Currently, 50% of Citigroup's IT workforce consists of external contractors. The bank aims to reduce this figure to 20%, replacing contractors with full-time employees. As part of this transition, Citigroup plans to increase its internal IT staff to 50,000 by the end of 2025, up from 48,000 in 2024. The company will also consolidate its IT operations, moving teams from Rutherford, New Jersey, to a new facility in Jersey City.
“Citi is growing our internal technology capabilities to support our strategy to improve safety and soundness, enable revenue growth and drive efficiencies,” the company told Reuters.
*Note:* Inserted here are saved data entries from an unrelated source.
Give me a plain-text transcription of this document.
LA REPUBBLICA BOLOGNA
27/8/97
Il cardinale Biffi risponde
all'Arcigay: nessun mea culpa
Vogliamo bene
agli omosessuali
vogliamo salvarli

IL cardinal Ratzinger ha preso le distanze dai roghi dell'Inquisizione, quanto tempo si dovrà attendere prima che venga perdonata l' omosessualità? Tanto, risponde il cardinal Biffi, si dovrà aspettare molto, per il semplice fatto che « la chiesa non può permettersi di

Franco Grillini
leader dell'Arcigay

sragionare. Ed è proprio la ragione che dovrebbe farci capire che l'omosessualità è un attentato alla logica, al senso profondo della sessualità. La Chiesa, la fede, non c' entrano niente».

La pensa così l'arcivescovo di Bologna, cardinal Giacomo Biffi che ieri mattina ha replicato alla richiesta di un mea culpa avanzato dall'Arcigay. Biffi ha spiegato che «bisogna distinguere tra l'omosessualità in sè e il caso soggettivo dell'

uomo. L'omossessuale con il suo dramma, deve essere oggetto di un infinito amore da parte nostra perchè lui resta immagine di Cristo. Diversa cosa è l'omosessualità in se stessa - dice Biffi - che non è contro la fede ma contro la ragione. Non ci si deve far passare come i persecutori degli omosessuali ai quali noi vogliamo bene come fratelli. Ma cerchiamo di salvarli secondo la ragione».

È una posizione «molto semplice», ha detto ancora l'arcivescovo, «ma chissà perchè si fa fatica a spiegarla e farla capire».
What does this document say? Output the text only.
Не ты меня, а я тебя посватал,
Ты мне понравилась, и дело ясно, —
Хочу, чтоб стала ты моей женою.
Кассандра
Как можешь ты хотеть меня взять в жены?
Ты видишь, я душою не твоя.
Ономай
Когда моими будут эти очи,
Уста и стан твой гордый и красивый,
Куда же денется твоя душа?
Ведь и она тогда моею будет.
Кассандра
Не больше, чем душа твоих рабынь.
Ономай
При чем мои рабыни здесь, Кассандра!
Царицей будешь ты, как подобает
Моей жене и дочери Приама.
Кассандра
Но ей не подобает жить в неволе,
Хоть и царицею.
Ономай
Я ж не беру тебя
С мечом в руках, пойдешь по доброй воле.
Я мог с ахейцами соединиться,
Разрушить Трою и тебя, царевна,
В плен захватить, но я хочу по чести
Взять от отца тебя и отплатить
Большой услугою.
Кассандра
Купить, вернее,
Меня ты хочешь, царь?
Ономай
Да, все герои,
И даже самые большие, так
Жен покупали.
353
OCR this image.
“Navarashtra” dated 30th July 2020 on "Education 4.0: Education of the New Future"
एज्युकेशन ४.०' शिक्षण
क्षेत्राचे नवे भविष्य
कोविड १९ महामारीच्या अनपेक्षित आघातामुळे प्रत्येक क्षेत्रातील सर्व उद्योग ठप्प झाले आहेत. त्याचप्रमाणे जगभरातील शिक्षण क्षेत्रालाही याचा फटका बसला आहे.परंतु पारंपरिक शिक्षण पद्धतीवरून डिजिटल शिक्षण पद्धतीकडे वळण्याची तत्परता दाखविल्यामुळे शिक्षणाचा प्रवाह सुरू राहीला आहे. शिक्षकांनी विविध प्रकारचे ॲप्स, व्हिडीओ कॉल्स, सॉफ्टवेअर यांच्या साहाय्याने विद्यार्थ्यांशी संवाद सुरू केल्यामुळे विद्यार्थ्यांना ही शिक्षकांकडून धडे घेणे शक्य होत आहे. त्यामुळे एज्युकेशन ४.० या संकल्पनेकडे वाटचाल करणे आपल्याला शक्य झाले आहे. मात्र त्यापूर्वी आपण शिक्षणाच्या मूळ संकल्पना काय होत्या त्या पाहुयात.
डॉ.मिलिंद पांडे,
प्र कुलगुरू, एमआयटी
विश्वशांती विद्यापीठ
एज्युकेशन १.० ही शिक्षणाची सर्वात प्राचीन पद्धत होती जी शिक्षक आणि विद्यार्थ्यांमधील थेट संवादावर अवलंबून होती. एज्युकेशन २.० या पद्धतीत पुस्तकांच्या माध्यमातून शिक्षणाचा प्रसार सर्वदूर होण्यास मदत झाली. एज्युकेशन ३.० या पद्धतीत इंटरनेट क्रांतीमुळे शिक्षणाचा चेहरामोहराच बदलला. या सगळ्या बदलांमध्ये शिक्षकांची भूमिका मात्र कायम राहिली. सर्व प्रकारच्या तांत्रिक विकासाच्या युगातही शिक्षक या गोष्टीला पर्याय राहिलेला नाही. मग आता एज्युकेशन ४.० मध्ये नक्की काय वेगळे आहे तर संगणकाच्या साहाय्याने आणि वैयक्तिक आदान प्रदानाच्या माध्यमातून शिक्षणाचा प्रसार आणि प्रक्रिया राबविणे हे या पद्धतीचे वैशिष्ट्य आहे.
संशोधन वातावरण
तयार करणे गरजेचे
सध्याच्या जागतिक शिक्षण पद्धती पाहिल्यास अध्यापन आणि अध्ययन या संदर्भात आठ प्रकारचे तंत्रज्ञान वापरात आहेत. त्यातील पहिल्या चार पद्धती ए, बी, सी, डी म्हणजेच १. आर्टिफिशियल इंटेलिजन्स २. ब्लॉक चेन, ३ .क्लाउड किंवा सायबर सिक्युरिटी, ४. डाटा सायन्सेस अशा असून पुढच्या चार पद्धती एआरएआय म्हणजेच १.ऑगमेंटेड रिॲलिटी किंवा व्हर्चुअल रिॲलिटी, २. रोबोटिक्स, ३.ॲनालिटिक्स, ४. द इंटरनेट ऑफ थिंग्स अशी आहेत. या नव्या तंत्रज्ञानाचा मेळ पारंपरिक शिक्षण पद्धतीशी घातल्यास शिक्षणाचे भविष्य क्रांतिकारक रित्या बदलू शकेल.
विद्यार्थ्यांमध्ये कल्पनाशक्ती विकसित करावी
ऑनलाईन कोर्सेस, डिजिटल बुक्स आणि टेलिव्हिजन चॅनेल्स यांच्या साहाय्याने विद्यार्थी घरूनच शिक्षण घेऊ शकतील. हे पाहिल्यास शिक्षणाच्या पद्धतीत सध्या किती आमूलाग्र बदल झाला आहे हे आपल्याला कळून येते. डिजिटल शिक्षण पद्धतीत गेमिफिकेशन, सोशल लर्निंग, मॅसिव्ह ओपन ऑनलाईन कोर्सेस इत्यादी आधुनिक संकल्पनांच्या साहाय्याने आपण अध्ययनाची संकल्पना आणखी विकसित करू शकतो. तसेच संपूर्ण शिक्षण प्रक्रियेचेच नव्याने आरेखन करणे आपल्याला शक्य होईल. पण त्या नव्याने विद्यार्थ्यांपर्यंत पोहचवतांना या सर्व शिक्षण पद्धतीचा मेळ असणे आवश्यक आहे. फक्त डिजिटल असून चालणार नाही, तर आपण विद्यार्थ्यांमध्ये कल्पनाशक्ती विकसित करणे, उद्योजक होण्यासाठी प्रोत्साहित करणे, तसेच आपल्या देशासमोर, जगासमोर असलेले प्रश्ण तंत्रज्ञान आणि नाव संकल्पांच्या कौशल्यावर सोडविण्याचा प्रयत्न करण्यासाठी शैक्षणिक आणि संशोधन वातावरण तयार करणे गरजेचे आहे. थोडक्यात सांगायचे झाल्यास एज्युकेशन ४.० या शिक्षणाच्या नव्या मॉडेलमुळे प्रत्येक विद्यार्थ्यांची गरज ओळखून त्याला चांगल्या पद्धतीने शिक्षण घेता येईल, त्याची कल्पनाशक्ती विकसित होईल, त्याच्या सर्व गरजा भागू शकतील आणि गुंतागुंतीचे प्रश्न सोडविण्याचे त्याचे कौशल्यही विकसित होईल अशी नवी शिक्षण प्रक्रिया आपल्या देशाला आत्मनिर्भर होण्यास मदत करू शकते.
Citigroup layoffs: Reason behind the job cuts
The decision comes in the wake of regulatory penalties and a $136 million fine imposed on Citigroup in 2024 for deficiencies in data governance. Additionally, a recent $22.9 million fraud incident involving external contractors highlighted the risks associated with outsourcing. Citigroup's leadership has emphasized the need to enhance operational safety and soundness by bringing critical technology functions in-house.
While the move may lead to job losses among contractors, Citigroup's investment in internal teams aims to ensure long-term stability and compliance with regulatory standards.